Non sarà mai ciò che vedo. Io non percepisco niente. Ho solo un obiettivo.

La materializzazione ha avuto esito positivo. Segue una sfocata visualizzazione del territorio circostante. Le sensazioni olfattive ritardano, come sempre, per il solito problema ai ricettori nasali. L'audio è ottimo. Il primo suono che riesco ad individuare è il rumore dell'acqua. Problema. Vedrò di risolvere o meglio, di evitare. Seguono i suoni della medesima desolazione, del medesimo vuoto, del medesimo stato di abbandono. Clangori, cigolii, fruscii, un'eco confusa che giunge da un'epoca terminata. Il vento: sabbia e polvere. Apro la bocca. L'acqua è contaminata e salmastra. Siamo in una zona marittima. Il solito pulviscolo dell'Inverno caduto sulla Terra o su quel che ne rimane. Attraverso la vista recuperata del tutto, posso rendermi conto di essere su di un'altura, stimandone l'altezza sui seicento metri: sono sulla cima di una collina. Ai miei lati, i resti di una baraccopoli. In pratica, i resti dei resti dei resti di una pseudo civiltà. Tutto è spazzato via dai venti. La temperatura è stabilmente quella dell'Inverno: quaranta, quarantacinque gradi centigradi. Il mio raffreddamento a liquido è a pieno regime: l'unico elemento umido che sopporto. Addosso a me, le gocce del mare malato mi graffiano come lamette e l'aria mi sferza. Piego la testa in basso, alzo il braccio sinistro e cerco di guardare cosa tengo in mano, ciò di cui la Fondazione mi ha equipaggiato.
Ho una pistola.
Estraggo il caricatore, trattandosi di una vecchia Luger mi ritrovo con qualche difficoltà nel maneggiarla, ma i rudimenti di un'antico metodo di fabbricazione bellica sono piuttosto elementari, per cui riesco a far fronte alle rugginose meccaniche di quel ferro incivile e controllo la disponibilità di colpi: o si nutre grandissima fiducia nella mia precisione, o qualcuno tira a risparmio; un colpo. Sono completamente nudo.

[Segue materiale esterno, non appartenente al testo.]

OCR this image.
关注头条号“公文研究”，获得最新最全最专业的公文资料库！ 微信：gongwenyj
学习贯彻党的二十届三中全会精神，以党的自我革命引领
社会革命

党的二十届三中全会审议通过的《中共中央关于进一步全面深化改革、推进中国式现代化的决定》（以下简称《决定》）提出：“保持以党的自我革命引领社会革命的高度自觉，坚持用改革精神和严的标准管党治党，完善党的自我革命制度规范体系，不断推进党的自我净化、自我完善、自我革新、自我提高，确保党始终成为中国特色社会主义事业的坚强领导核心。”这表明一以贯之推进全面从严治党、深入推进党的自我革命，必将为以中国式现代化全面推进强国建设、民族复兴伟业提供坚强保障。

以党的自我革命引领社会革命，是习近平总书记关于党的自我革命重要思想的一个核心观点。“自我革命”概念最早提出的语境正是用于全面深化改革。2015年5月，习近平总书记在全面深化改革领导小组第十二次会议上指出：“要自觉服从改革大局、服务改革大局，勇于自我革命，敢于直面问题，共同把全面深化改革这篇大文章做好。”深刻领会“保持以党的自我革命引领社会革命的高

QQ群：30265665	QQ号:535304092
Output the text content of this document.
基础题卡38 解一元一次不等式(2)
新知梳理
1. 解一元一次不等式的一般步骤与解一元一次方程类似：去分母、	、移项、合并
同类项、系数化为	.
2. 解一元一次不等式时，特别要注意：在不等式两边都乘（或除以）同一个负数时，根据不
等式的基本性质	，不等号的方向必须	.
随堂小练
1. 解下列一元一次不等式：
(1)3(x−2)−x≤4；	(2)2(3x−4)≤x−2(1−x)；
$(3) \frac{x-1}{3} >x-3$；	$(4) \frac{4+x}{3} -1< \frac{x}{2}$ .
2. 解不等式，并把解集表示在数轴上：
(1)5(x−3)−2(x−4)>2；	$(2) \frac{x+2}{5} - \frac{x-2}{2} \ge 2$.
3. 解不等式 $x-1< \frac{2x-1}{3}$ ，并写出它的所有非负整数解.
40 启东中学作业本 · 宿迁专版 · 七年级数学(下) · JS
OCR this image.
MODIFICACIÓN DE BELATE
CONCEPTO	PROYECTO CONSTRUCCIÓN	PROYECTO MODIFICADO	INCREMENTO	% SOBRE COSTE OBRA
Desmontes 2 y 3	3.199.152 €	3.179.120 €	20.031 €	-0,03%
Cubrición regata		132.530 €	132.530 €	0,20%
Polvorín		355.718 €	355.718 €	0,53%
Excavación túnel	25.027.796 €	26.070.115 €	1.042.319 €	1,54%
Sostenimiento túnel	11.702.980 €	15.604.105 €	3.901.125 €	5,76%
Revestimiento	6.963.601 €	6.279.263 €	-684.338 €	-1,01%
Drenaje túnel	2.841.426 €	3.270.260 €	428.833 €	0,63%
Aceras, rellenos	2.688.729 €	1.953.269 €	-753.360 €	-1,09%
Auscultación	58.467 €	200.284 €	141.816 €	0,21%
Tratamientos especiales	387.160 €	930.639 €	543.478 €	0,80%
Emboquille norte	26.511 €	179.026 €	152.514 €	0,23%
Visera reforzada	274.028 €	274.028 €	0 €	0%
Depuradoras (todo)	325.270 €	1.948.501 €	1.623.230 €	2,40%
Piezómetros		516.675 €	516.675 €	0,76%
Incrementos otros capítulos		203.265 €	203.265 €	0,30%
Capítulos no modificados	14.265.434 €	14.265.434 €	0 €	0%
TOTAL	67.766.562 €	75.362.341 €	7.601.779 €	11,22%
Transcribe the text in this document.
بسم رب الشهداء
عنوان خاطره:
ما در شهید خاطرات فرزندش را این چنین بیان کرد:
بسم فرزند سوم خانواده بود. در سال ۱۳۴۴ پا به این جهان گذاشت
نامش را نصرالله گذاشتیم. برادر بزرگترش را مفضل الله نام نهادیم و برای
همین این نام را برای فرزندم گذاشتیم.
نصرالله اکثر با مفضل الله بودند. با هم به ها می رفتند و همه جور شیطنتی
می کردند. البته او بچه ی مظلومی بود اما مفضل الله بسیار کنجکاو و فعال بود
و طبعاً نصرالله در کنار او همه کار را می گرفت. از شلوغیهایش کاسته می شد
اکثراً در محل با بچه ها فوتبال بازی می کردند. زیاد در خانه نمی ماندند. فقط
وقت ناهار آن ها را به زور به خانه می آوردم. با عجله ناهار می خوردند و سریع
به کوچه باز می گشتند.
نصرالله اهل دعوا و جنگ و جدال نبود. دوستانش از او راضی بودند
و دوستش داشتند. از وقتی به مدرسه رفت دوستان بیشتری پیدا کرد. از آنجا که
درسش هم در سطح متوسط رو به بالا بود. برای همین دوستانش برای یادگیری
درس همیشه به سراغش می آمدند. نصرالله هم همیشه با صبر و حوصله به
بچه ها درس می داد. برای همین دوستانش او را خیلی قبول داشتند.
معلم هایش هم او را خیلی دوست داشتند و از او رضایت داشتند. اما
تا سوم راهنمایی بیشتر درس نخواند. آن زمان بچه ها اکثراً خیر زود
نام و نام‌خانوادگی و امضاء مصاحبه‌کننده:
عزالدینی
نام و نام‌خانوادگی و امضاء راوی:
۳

Guardo avanti a me e realizzo di essere al centro di qualcosa di assimilabile ad una strada, quantomeno è battuta alla meglio. Discende, dopo una cinquantina di metri, verso il basso, verso quell'oceano infinito su cui sta battendo accecante il riflesso del sole all'alba. Sorge, davanti a me. Lui, è ancora vivo.
Saluta con la sua luce immensa il mare morto e raggio dopo raggio inonda di chiarore vivido i resti palustri, inondati, devastati, consumati, di uno sbiadito ricordo di città.
Era enorme, Giacarta.
Prima dell'Inverno ci sono fonti che parlano di ottanta milioni di persone.
Pensare che fosse anche uno degli agglomerati urbani più poveri del mondo, fa capire tante cose. Ad esempio come mai Loro siano finiti così.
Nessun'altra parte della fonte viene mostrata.